By John Borland,
The U.S. government's handoff of domain name system functions to the private sector will be delayed for at least a week.
The monopoly granted to Herndon, Va.-based Network Solutions by the government on the .com, .org, and .net domain name registrations was slated to end on Oct. 1. Simultaneously, the government was scheduled to hand off its policy-making responsibilities for the Internet's address system to a new private-sector organization.
But late Tuesday, Commerce Department officials said they would extend Network Solutions' contract by another week, to Oct. 7, to finish talks on how the transition to a competitive market will work.
Meanwhile, the plan for a private corporation that is supposed to take over responsibility for domain name management is still being discussed. After months of online discussions, a final plan for creating this body will be submitted to federal officials on Thursday, but will still require at least 10 days of public comment before becoming official.
NSI and federal officials are still negotiating how other companies will be granted access to NSI's database of .com, .net., and .org domain names. Under the new system described in June in a revised Commerce Department document, called the white paper, companies will compete to register new addresses in those top-level domains.
"The Internet community's response to the white paper has moved us closer to the development of competition in the Internet name and address space," said Andrew Pincus, general counsel for the Commerce Department.

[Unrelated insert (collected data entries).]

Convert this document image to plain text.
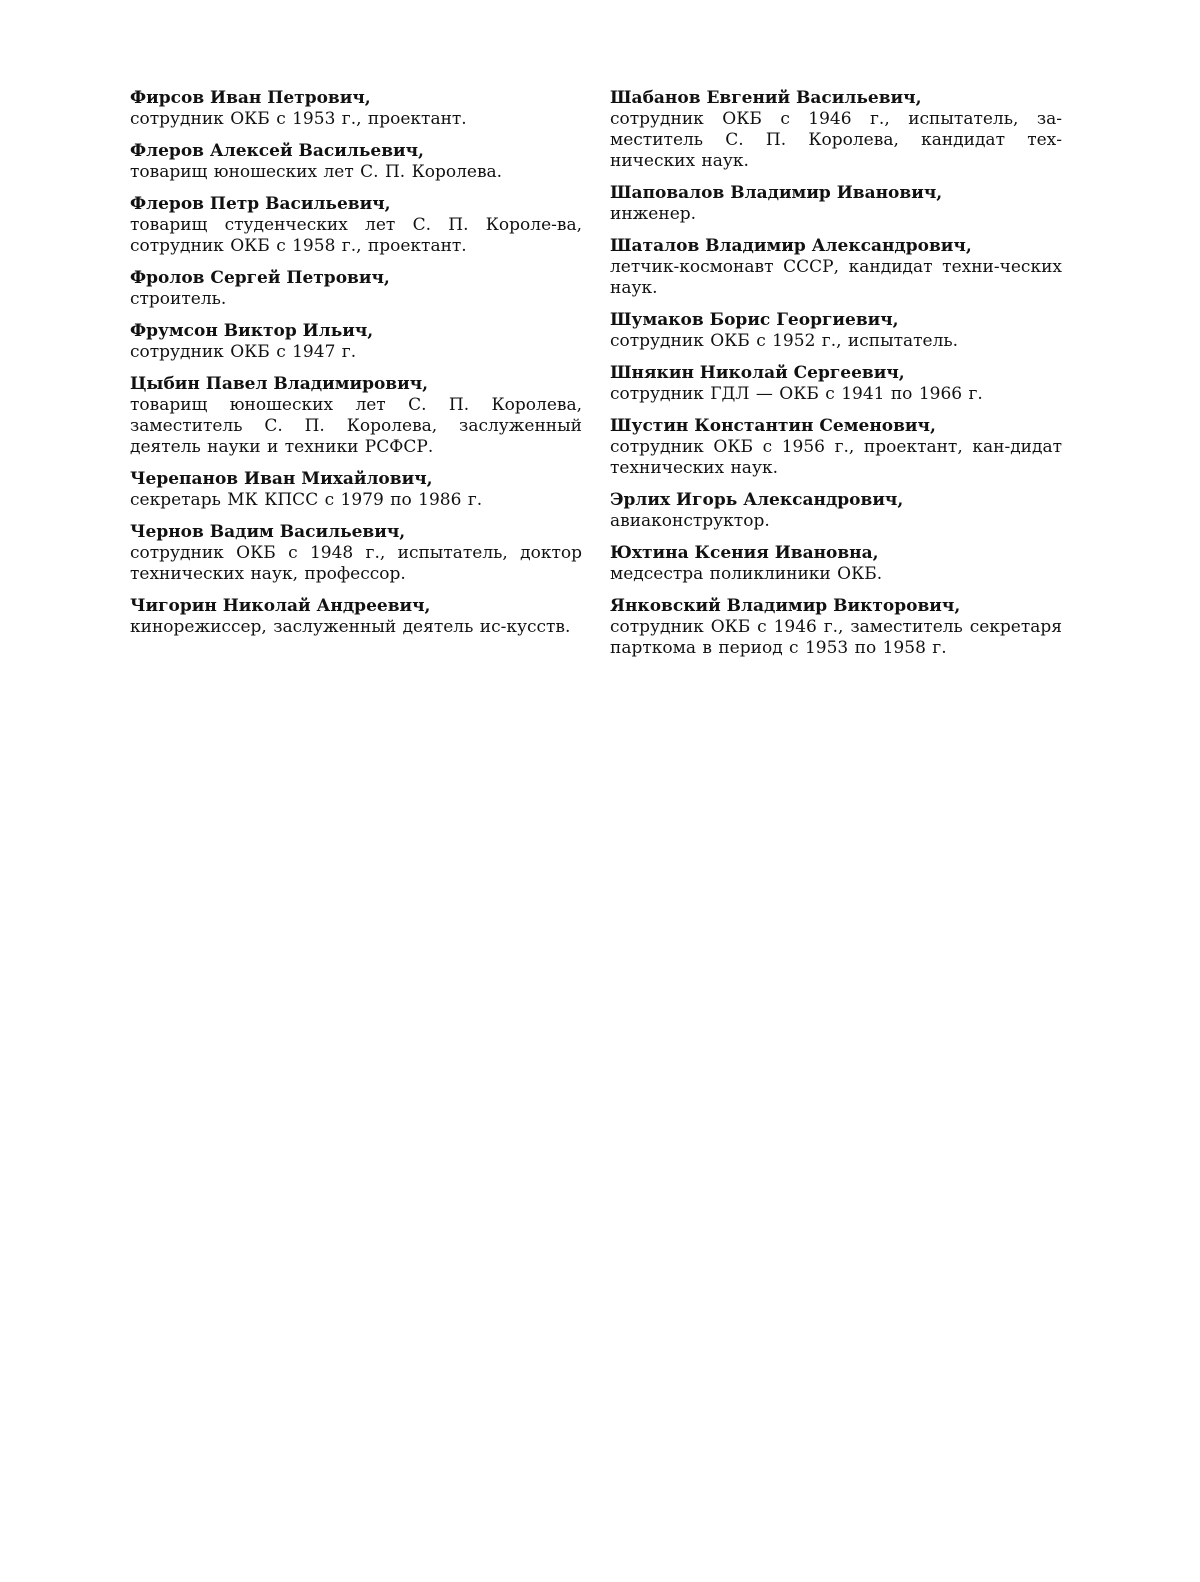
Фирсов Иван Петрович,
сотрудник ОКБ с 1953 г., проектант.
Флеров Алексей Васильевич,
товарищ юношеских лет С. П. Королева.
Флеров Петр Васильевич,
товарищ студенческих лет С. П. Короле-ва, сотрудник ОКБ с 1958 г., проектант.
Фролов Сергей Петрович,
строитель.
Фрумсон Виктор Ильич,
сотрудник ОКБ с 1947 г.
Цыбин Павел Владимирович,
товарищ юношеских лет С. П. Королева, заместитель С. П. Королева, заслуженный деятель науки и техники РСФСР.
Черепанов Иван Михайлович,
секретарь МК КПСС с 1979 по 1986 г.
Чернов Вадим Васильевич,
сотрудник ОКБ с 1948 г., испытатель, доктор технических наук, профессор.
Чигорин Николай Андреевич,
кинорежиссер, заслуженный деятель ис-кусств.
Шабанов Евгений Васильевич,
сотрудник ОКБ с 1946 г., испытатель, за-меститель С. П. Королева, кандидат тех-нических наук.
Шаповалов Владимир Иванович,
инженер.
Шаталов Владимир Александрович,
летчик-космонавт СССР, кандидат техни-ческих наук.
Шумаков Борис Георгиевич,
сотрудник ОКБ с 1952 г., испытатель.
Шнякин Николай Сергеевич,
сотрудник ГДЛ — ОКБ с 1941 по 1966 г.
Шустин Константин Семенович,
сотрудник ОКБ с 1956 г., проектант, кан-дидат технических наук.
Эрлих Игорь Александрович,
авиаконструктор.
Юхтина Ксения Ивановна,
медсестра поликлиники ОКБ.
Янковский Владимир Викторович,
сотрудник ОКБ с 1946 г., заместитель секретаря парткома в период с 1953 по 1958 г.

Network Solutions will likely retain control of the database that holds all of information on those top-level domains, however. The final details of Network Solutions' responsibilities will be determined over the next week of talks.
Plans for handing off domain name policy-making responsibility to a private-sector group also will be extended at least until the middle of October.
A plan for creating a nonprofit corporation to manage the Net's address system will be submitted to the Commerce Department on Thursday. Federal officials have said they are happy with the process so far, but will allow at least 10 days of public comment while the plan is posted online.
But outside Washington, D.C. the plan has proved controversial. The final draft was put together by the Internet Assigned Numbers Authority, the government contractor that now does technical management of the Net's address system. Some of the organizations and individuals that spent the summer helping to create the plan say the contractor ignored critical consensus points when it made a series of last-minute changes.
Some of these individuals have submitted a competing plan to federal policy-makers, saying their draft more accurately reflects the consensus developed over the course of the summer's meetings and e-mail discussions. The federal plan does not include enough public accountability for the new body's decision, they said.
"We are creating what is, in effect, the public-utilities commission of the Internet," said Karl Auerbach, a Cisco programmer who played a leading role in drafting the competing plan. "This is a regulatory body whether people want to admit it or not."
The group has little confidence that their draft will overturn IANA's proposal, however. "I expect we'll be ignored," Auerbach said.